Oral Levosimendan Increases Cerebral Blood Flow Velocities in Patients with a History of Stroke or Transient Ischemic Attack: A Pilot Safety Study

  • Matti Kivikko, MD, PhD,
  • Mikko Kuoppamäki, MD, PhD,
  • Lauri Soinne, MD, PhD,
  • Stig Sundberg, PhD,
  • Pasi Pohjanjousi, MSc,
  • Juha Ellmen, PhD,
  • Risto O. Roine, MD, PhD

DOI
https://doi.org/10.1016/j.curtheres.2015.01.001
Journal volume & issue
Vol. 77, no. C
pp. 46 – 51

Abstract

Read online

Background: Intravenous levosimendan is indicated for acute heart failure. The compound has shown promising beneficial effects in ischemic stroke models. Objective: We evaluated the efficacy and safety of oral levosimendan in patients with a history of cerebral ischemia.

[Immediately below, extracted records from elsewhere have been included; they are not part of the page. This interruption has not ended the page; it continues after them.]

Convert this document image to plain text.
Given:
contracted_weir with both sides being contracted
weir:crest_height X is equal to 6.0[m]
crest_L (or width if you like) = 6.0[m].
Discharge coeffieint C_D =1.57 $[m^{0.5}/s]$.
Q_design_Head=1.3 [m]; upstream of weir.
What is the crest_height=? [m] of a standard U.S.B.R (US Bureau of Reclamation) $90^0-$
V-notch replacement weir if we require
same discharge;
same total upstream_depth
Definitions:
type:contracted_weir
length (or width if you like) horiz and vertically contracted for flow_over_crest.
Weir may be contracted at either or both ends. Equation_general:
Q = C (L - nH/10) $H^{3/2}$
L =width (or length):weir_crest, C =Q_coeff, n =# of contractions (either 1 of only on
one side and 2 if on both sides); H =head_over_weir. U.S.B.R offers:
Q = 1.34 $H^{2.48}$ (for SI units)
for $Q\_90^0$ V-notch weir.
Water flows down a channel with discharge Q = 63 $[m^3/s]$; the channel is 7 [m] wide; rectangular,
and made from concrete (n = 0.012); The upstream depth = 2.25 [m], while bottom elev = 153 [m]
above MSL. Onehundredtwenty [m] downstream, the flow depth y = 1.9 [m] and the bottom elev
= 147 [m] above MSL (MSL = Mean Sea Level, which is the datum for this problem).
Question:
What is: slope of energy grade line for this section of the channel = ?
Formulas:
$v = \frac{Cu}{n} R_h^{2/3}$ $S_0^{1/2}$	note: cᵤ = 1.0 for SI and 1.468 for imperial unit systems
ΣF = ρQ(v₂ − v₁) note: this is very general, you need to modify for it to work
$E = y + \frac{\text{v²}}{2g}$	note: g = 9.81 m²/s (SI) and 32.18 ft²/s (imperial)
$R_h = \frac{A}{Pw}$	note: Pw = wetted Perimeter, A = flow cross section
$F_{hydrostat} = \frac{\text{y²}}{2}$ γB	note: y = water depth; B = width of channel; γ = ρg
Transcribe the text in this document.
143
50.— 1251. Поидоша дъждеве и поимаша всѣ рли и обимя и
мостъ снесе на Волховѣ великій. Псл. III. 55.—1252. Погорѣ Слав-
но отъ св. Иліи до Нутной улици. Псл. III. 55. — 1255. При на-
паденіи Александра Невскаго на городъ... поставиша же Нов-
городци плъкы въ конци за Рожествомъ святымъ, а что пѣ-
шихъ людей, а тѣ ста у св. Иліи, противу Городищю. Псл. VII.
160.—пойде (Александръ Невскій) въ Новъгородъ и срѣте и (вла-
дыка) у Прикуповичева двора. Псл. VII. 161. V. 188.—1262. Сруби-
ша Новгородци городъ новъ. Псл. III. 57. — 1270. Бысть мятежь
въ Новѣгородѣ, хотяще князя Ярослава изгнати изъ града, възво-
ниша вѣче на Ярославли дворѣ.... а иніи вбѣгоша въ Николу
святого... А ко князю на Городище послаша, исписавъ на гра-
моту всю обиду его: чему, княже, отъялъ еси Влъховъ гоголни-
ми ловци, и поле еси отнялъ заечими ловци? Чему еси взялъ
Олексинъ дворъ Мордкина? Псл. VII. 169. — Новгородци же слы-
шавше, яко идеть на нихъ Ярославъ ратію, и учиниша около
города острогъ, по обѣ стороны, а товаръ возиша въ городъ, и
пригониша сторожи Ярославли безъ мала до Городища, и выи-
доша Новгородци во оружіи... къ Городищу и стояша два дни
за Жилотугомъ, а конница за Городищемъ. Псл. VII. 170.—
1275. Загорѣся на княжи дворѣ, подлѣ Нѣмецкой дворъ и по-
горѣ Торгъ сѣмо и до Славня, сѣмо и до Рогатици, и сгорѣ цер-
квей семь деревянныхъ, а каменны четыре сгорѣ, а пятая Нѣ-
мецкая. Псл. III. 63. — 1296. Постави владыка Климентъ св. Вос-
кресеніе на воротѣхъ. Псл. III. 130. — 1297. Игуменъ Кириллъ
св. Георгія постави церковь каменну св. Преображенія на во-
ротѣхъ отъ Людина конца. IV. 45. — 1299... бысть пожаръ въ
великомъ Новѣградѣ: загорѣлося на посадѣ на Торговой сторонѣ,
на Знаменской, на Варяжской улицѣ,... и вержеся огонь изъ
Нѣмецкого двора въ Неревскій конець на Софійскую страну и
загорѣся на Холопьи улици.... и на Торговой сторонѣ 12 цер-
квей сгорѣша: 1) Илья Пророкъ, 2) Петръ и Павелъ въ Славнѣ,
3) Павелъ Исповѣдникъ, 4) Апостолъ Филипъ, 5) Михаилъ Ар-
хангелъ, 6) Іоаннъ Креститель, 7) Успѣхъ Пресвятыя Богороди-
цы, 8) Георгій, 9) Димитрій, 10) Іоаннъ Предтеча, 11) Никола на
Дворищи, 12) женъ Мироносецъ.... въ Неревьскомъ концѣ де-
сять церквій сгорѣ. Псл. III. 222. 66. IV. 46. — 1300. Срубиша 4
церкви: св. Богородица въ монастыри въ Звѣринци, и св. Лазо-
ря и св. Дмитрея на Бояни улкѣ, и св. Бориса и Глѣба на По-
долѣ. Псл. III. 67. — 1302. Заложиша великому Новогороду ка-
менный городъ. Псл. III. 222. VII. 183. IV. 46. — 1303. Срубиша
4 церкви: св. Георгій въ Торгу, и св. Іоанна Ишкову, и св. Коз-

Methods: In a randomized, double-blind, placebo-controlled, parallel-group study, 16 patients with a history of ischemic stroke/transient ischemic attack received oral levosimendan in 5 escalating doses from 0.125 to 2.0 mg daily for 18-day intervals of each dose; 5 patients received placebo. Twenty-four-hour ambulatory ECG and cerebral blood flow velocities using transcranial Doppler ultrasound were recorded at baseline and at the end of each dosing period. Vasomotor reactivity was assessed via the breath holding index. In addition, plasma levels of N-terminal-pro-B-type natriuretic peptide (NT-pro-BNP) and the metabolites of levosimendan were determined. Results: Levosimendan induced an increase in cerebral blood flow velocities and a decrease in NT-pro-BNP compared with placebo. There was no significant effect on breath holding index. Doses ≥0.5 mg increased heart rate by 5 to 9 beats/min. The dose level of 2.0 mg exceeded the preset safety margin of ventricular extrasystoles per hour (ie, upper 90% CI of the ratio of levosimendan to placebo above 2) with an estimate of 3.10 (90% CI, 0.95–10.07). Conclusions: Oral levosimendan increases cerebral blood flow velocities and diminishes NT-pro-BNP levels in patients with earlier ischemic cerebrovascular event. Daily doses up to 1.0 mg were well tolerated, whereas the 2.0 mg dose level induced an increase in ventricular extrasystoles. ClinicalTrials.gov identifier: NCT00698763.